I am not in the business of political discourse to achieve some utopian vision for the sake of some distant future generation. The worst outcome I would be happy with is a substantial improvement in the conditions of life for my child by the time it’s my age. 30 years is soon enough for a baby due in June to really enjoy adulthood, and soon enough for me to have a great retirement too. That is my reward for all the hard work I’m doing now.
Yesterday at Liberty League’s Freedom Forum I saw pro-liberty activists giving the time of day to the Citizen’s Basic Income. The policy promises, not implausibly, to fix some of the stupid consequences, as James Bartholemew put it, of the current welfare system which are ample, real and serious. Could it work? Perhaps. The most serious practical obstacle to the policy is that it would incentivise idleness and reduce the tax base available to pay for it, and it would be expensive. I am, however, utterly uninterested in the detail because engaging in such talk is to consider the terms of your surrender.

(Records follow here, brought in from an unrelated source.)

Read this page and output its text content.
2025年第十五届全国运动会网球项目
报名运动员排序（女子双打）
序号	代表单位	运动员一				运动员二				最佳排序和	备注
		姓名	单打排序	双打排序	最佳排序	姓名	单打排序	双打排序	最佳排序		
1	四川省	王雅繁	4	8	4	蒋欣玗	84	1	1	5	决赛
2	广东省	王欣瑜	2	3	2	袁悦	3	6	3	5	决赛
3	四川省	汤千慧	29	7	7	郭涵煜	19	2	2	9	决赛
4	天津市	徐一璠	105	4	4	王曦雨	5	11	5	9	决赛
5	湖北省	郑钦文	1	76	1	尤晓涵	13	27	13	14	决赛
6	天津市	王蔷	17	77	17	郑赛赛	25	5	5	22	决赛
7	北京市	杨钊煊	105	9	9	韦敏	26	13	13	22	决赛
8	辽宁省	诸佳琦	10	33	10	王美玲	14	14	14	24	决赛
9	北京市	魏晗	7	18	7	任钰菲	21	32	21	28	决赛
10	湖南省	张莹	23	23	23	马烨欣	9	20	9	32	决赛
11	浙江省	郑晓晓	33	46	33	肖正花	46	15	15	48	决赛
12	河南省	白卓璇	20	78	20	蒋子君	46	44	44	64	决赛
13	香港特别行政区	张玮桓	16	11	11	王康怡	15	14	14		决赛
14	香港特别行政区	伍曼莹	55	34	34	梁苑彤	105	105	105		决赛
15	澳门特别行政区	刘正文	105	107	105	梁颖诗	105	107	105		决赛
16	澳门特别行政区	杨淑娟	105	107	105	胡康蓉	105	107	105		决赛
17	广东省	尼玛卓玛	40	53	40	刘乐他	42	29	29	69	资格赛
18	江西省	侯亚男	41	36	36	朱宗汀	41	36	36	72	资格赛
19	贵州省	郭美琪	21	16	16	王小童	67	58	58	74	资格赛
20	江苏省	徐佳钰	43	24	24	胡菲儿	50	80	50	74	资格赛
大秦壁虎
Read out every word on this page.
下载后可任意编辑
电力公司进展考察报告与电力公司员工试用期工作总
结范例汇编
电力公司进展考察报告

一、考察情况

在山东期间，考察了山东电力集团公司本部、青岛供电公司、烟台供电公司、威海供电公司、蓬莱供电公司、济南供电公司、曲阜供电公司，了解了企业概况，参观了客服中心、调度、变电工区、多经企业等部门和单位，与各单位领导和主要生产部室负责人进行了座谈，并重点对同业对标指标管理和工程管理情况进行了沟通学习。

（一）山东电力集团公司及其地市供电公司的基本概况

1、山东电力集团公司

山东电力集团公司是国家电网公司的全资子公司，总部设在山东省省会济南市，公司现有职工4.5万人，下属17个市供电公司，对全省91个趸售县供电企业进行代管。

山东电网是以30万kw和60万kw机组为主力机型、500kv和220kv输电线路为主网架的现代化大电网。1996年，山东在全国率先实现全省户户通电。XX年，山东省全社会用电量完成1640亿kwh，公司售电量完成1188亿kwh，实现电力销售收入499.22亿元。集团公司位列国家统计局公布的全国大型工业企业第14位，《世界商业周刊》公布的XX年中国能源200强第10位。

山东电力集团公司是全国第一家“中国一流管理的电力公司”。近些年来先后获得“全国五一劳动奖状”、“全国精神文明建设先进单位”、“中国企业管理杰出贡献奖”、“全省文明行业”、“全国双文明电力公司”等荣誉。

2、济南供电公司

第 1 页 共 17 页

You might consider the CBI to be a tactical and pragmatic retreat from dogmatic principle that would save lives and achieve some short term improvement in the social condition. I do not dispute that, but it is also a strategic blunder that surrenders the core principles of this movement: self-ownership and non-aggression. Not only do you risk an epic schism, but if you concede that self-ownership is open to compromise, then the only remaining matter for negotiation is the tax rate. You’ve lost the argument already, and it will take hundreds of years to get back into the ascendancy and have another go.
It is also an unnecessary retreat. From the principled high-ground we are on now, several other policies might achieve similar ends without involving any retreat from principle:
- Creating a demand for concierge medicine, also known as direct care, to supplement the GP system.
- Reform of health service rules to allow private health companies to refer patients to NHS specialists.
- Free-schools
- Educational voucher systems (which I notice the speaker yesterday also advocated)
- Privatised bin collection, burglary investigation and parking management services
- Sponsored food-banks
- Micro finance, crowd funding and community loans for training and study
- The transformation of job centres into ultra-local friendly societies by reforming the tax system.
Some of those are not what we normally think of as welfare, others are, but all of them are possible without retreating from principle, all are possible for a rag tag army of individuals to make progress on, and all will show the weakness of state solutions.
Later: Andy Bolton has more detail. TL;DR, but promising.